Once there's a CGI team on a picture, simple stuff is done in the computer instead of on the street. It gets crazy. There was an Invisible Man picture where they wanted his cape to flutter. So they spent $$$$ building cloth modeling tools rather than float a real cloth cape on mono (clear fishing line). Cost a fortune, worse than real.

Even worse, actors (Big Stars) get lazy: Warren Beatty leaned out of his key light in a shot once. When they wanted to do it again, he refused. "Fix it in post."

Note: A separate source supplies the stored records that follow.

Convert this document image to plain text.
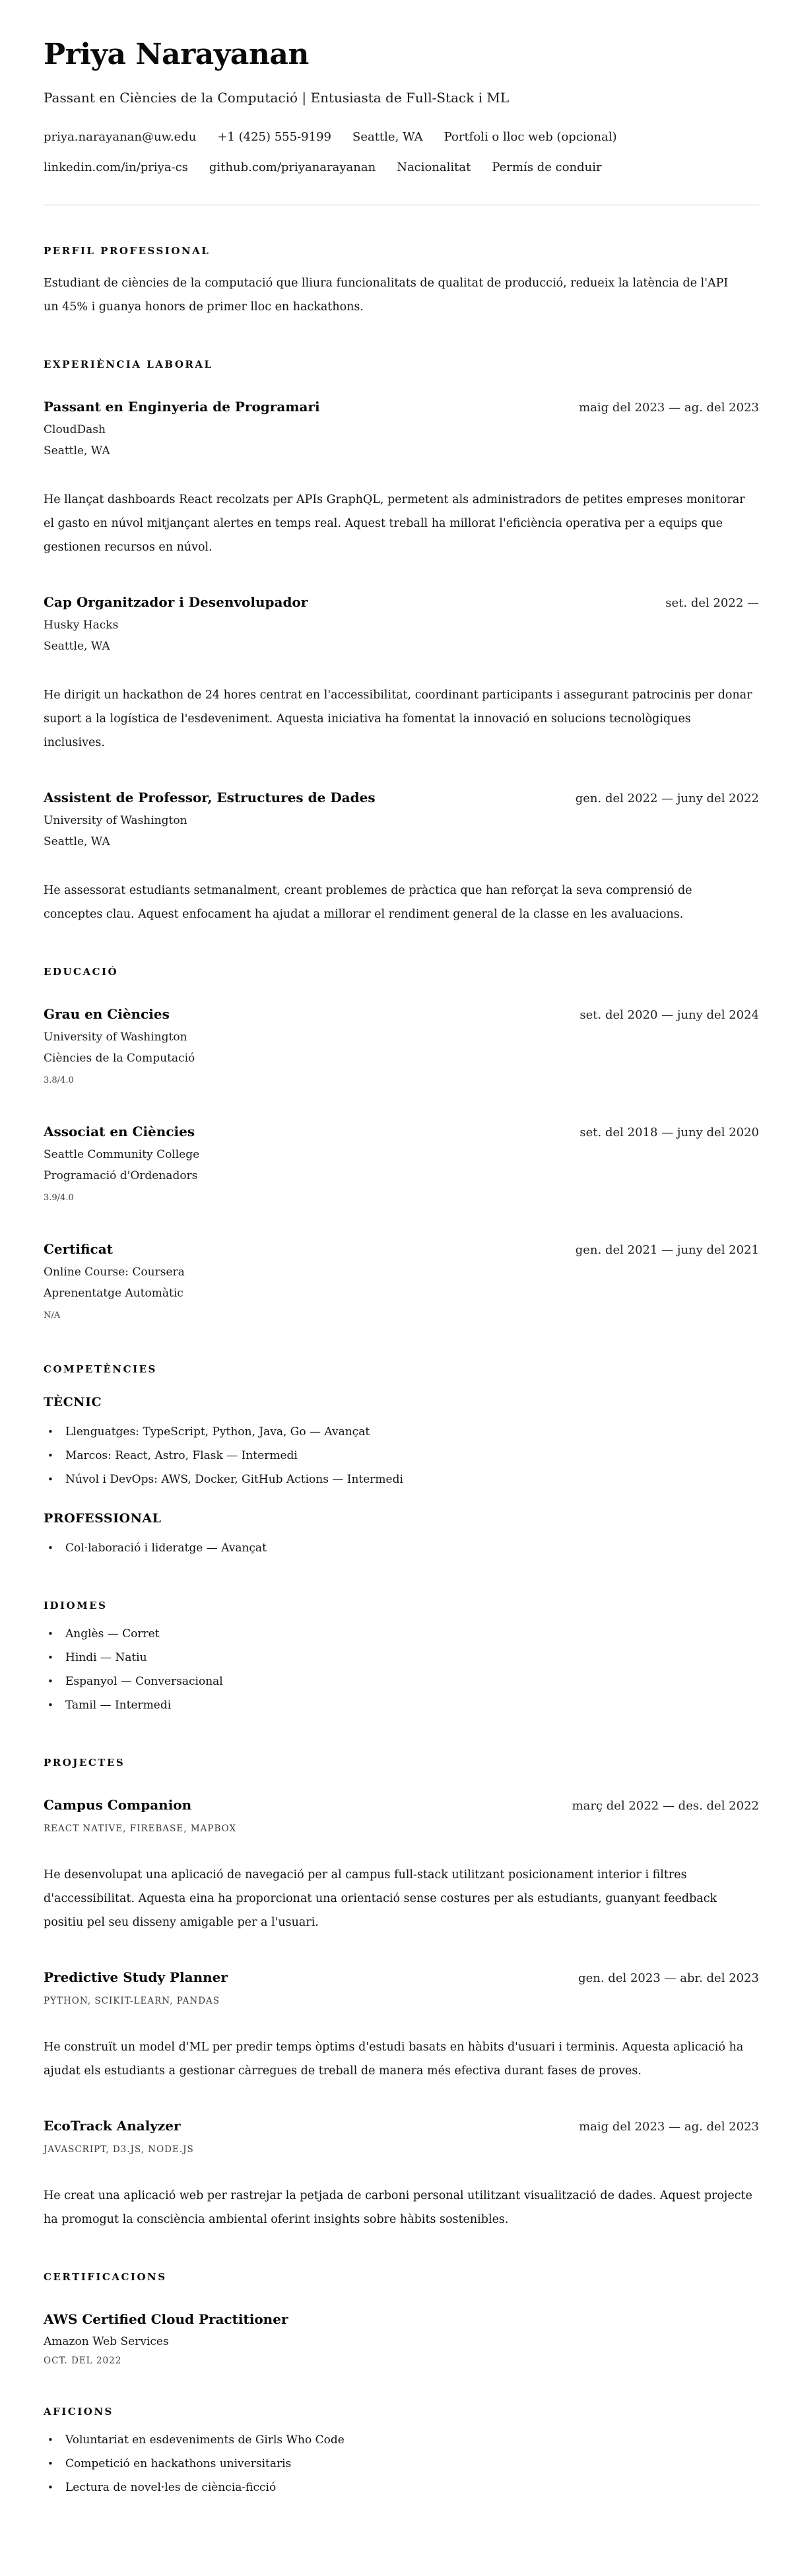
Priya Narayanan
Passant en Ciències de la Computació | Entusiasta de Full-Stack i ML
priya.narayanan@uw.edu +1 (425) 555-9199 Seattle, WA Portfoli o lloc web (opcional)
linkedin.com/in/priya-cs github.com/priyanarayanan Nacionalitat Permís de conduir
PERFIL PROFESSIONAL

Estudiant de ciències de la computació que lliura funcionalitats de qualitat de producció, redueix la latència de l'API un 45% i guanya honors de primer lloc en hackathons.

EXPERIÈNCIA LABORAL
Passant en Enginyeria de Programari	maig del 2023 — ag. del 2023
CloudDash
Seattle, WA

He llançat dashboards React recolzats per APIs GraphQL, permetent als administradors de petites empreses monitorar el gasto en núvol mitjançant alertes en temps real. Aquest treball ha millorat l'eficiència operativa per a equips que gestionen recursos en núvol.

Cap Organitzador i Desenvolupador	set. del 2022 —
Husky Hacks
Seattle, WA

He dirigit un hackathon de 24 hores centrat en l'accessibilitat, coordinant participants i assegurant patrocinis per donar suport a la logística de l'esdeveniment. Aquesta iniciativa ha fomentat la innovació en solucions tecnològiques inclusives.

Assistent de Professor, Estructures de Dades	gen. del 2022 — juny del 2022
University of Washington
Seattle, WA

He assessorat estudiants setmanalment, creant problemes de pràctica que han reforçat la seva comprensió de conceptes clau. Aquest enfocament ha ajudat a millorar el rendiment general de la classe en les avaluacions.

EDUCACIÓ
Grau en Ciències	set. del 2020 — juny del 2024
University of Washington
Ciències de la Computació
3.8/4.0
Associat en Ciències	set. del 2018 — juny del 2020
Seattle Community College
Programació d'Ordenadors
3.9/4.0
Certificat	gen. del 2021 — juny del 2021
Online Course: Coursera
Aprenentatge Automàtic
N/A
COMPETÈNCIES
TÈCNIC
• Llenguatges: TypeScript, Python, Java, Go — Avançat
• Marcos: React, Astro, Flask — Intermedi
• Núvol i DevOps: AWS, Docker, GitHub Actions — Intermedi
PROFESSIONAL
• Col·laboració i lideratge — Avançat
IDIOMES
• Anglès — Corret
• Hindi — Natiu
• Espanyol — Conversacional
• Tamil — Intermedi
PROJECTES
Campus Companion	març del 2022 — des. del 2022
REACT NATIVE, FIREBASE, MAPBOX

He desenvolupat una aplicació de navegació per al campus full-stack utilitzant posicionament interior i filtres d'accessibilitat. Aquesta eina ha proporcionat una orientació sense costures per als estudiants, guanyant feedback positiu pel seu disseny amigable per a l'usuari.

Predictive Study Planner	gen. del 2023 — abr. del 2023
PYTHON, SCIKIT-LEARN, PANDAS

He construït un model d'ML per predir temps òptims d'estudi basats en hàbits d'usuari i terminis. Aquesta aplicació ha ajudat els estudiants a gestionar càrregues de treball de manera més efectiva durant fases de proves.

EcoTrack Analyzer	maig del 2023 — ag. del 2023
JAVASCRIPT, D3.JS, NODE.JS

He creat una aplicació web per rastrejar la petjada de carboni personal utilitzant visualització de dades. Aquest projecte ha promogut la consciència ambiental oferint insights sobre hàbits sostenibles.

CERTIFICACIONS
AWS Certified Cloud Practitioner
Amazon Web Services
OCT. DEL 2022
AFICIONS
• Voluntariat en esdeveniments de Girls Who Code
• Competició en hackathons universitaris
• Lectura de novel·les de ciència-ficció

that cost a lot of money for hand painting pixels to bring up the brightness. A 2nd take would have been negligible. But no one argued with Warren, then.

That time has passed.

Unknown said...

Enjoyed your post, and wanted to comment. CG not being a physical item is not responsible for the lack of weight. Harryhausen's kong did not respond to weight better than CGI because of being physical, it had a stiff armature and did not move unless pushed, it was static when each frame was captured. The feeling of weight did not come from the real time effects of gravity, the sense of weight came from the timing and spacing of the animation, in the difference of pose from frame to frame, -just as it does in CG. The Feeling of weight as imparted through motion is the responsibility of the artist and director (and the many people between).
CG suffers more in allowing for lots of change, and not forcing someone to commit to what they are doing. in one way it's good and smart for a director to keep options open, in another it keeps their direction vague and allows many others to muddy the waters with their notions and ideas. It also means that once something is in play little steps are taken, rather then the big bold steps that would be forced on smaller budgets, or limited attempts.
CG is cheaper and easier in many situations, miss use of of it on the other hand is not.
If you come to a model shoot, a set build, lighting set up or most anything that should be well planed and thought about before execution, yet have not planned for it because you presume it to be easily adjustable, both now and in the future, then you will waste time, and loads of money. CG is no different, it will cost you in the same way, more so if you discount the effects of your changes.
However, the same effort and conviction put into GC will yield better results because of this flexibility. Particularly in the case of creatures and even in the pre-vising of practical effects. The killer here is indecision and the notion of it being readily flexible.
Miss use of CG is a problem, not CG itself, CG is a great facilitator. Unfortunately it can also facilitate idiots making larger and larger mistakes that practicalities with other approaches may have hindered.
I.E the notion of rebuilding a set or a practical element is taken far more seriously than changes that force a rebuild in CG.

Anonymous said...

Yeah, I'm wearing the producer hat when I say this: "Hell! We don't need extras. We can recreate them with CGI! We don't need spend money scouting exotical landscapes. We can recreate it with CGI! We don't need real stars indeed. We can recreate with CGI!"

Matt Bird said...

Great responses everybody!

Beth: Why is Lord of the Rings better? Well the trilogy does have a fair number of shots that don't withstand close scrutiny, but the effects were far better overall than King Kong. First: there was much greater use of practical effects. Second: they had a lot more to prove, so they poured a lot more effort into it. Third: there's a reason that those movies made so much money and yet still drove their studio out of business! They poured money onto the screen until they got it right.

Shorty: Thanks for your in depth analysis. It sounds like you're saying that CGI has fostered a "measure once, cut twice" mentality, which is a great way to lose money.